High-temperature charge carrier transportation behavior of Zn doped perovskite-like La2Ti2O7 ceramics

Abstract

La₂Ti₂O₇ ceramic has a perovskite-like structure with super-high Cuire temperature (T_c ~ 1460 ℃), which is an excellent candidate for the application as a high-temperature accelerator sensor used at beyond 1000 ℃. The high temperature electrical conductivity resulting from charge carrier transport has a major influence on the sensitivity of sensors. Here, Zn was introduced as an acceptor into La₂Ti₂O₇ ceramics for high-temperature electrical properties. All the samples show pure perovskite-like structure with P2₁ space group and compact microstructure.
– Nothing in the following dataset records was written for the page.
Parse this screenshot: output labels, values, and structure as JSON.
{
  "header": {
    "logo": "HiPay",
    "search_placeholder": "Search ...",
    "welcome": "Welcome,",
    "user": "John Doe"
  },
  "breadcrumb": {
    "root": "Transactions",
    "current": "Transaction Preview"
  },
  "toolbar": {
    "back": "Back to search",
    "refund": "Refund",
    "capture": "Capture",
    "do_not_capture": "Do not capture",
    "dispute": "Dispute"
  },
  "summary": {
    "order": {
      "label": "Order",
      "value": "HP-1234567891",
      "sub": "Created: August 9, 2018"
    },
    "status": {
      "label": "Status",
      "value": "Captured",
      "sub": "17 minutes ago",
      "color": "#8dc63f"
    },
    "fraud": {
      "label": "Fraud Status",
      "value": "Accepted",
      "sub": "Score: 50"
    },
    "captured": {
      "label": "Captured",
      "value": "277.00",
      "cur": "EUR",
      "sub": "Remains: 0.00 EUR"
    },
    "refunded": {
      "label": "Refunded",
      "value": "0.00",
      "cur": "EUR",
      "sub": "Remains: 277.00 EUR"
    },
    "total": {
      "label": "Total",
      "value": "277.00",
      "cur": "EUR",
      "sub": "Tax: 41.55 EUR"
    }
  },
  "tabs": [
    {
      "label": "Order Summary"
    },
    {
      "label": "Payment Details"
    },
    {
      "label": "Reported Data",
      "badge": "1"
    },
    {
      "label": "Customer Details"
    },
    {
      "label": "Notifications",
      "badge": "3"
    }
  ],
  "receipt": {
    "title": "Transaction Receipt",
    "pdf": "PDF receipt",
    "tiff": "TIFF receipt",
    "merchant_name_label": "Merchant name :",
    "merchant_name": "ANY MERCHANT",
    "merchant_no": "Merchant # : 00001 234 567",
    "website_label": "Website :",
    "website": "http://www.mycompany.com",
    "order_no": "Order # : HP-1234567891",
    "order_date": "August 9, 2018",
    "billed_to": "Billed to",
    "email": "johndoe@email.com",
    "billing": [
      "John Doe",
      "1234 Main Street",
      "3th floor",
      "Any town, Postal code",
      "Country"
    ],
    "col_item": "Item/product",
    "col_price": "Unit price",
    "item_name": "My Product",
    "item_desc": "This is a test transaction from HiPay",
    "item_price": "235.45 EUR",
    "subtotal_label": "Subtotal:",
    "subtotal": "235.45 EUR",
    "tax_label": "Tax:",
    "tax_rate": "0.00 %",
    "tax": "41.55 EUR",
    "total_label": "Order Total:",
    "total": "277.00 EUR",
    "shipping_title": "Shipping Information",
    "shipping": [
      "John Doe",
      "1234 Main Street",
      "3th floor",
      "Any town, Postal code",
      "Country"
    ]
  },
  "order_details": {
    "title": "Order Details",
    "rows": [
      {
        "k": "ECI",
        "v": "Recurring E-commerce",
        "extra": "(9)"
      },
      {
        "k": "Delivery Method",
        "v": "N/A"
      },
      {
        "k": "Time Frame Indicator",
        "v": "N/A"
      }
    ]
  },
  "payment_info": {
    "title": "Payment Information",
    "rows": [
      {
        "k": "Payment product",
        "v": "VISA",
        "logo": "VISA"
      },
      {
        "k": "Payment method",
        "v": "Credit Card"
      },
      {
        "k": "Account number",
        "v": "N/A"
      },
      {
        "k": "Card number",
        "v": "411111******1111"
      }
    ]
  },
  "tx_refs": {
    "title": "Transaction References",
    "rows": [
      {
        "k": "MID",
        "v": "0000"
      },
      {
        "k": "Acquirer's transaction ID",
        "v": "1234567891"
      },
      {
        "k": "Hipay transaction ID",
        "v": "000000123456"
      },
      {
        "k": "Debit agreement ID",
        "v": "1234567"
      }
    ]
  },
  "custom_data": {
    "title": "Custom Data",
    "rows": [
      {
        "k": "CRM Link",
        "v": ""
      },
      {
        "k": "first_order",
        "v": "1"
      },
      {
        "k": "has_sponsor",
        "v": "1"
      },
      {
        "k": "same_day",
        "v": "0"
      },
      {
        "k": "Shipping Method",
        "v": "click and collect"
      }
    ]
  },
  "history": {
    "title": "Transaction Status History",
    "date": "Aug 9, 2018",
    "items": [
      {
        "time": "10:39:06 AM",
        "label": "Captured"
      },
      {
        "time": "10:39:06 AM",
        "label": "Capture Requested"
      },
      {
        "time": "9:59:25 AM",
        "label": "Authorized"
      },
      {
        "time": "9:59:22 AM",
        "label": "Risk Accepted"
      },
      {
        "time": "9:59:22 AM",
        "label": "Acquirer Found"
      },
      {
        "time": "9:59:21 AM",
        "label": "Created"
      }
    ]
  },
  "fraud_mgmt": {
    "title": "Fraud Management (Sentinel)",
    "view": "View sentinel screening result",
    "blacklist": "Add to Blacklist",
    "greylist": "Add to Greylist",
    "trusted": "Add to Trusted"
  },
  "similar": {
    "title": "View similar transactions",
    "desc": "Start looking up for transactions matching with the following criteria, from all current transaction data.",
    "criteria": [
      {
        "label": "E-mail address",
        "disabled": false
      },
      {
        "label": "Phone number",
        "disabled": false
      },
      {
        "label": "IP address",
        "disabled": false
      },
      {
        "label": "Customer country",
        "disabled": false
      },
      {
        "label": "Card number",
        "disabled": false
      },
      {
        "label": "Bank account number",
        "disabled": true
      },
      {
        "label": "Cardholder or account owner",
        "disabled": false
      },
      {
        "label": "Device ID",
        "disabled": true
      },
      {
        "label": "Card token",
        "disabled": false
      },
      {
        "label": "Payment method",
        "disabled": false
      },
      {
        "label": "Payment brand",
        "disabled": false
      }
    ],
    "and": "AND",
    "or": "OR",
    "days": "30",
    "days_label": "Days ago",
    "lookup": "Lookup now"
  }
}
With the introduction of Zn up to x = 0.08, the insulation resistance of the ceramics was enhanced more than 1000 times. Impedance spectroscopy and modulus spectroscopy were used to investigate the high-temperature transport of charged carrier. Interestingly, the acceptor doping resulted in an increasing concentration of oxygen vacancies, but a significant increase in both electrical insulation and activation energy of the ceramics was observed. The thermal activation mechanism is responsible for the high-temperature charge carrier transport. It is suggested that although the concentration of oxygen vacancies increase, Zn doping depresses the motion of oxygen vacancies in perovskite-like structure. The results provide a method to improve the insultation of high-temperature piezoelectric ceramics.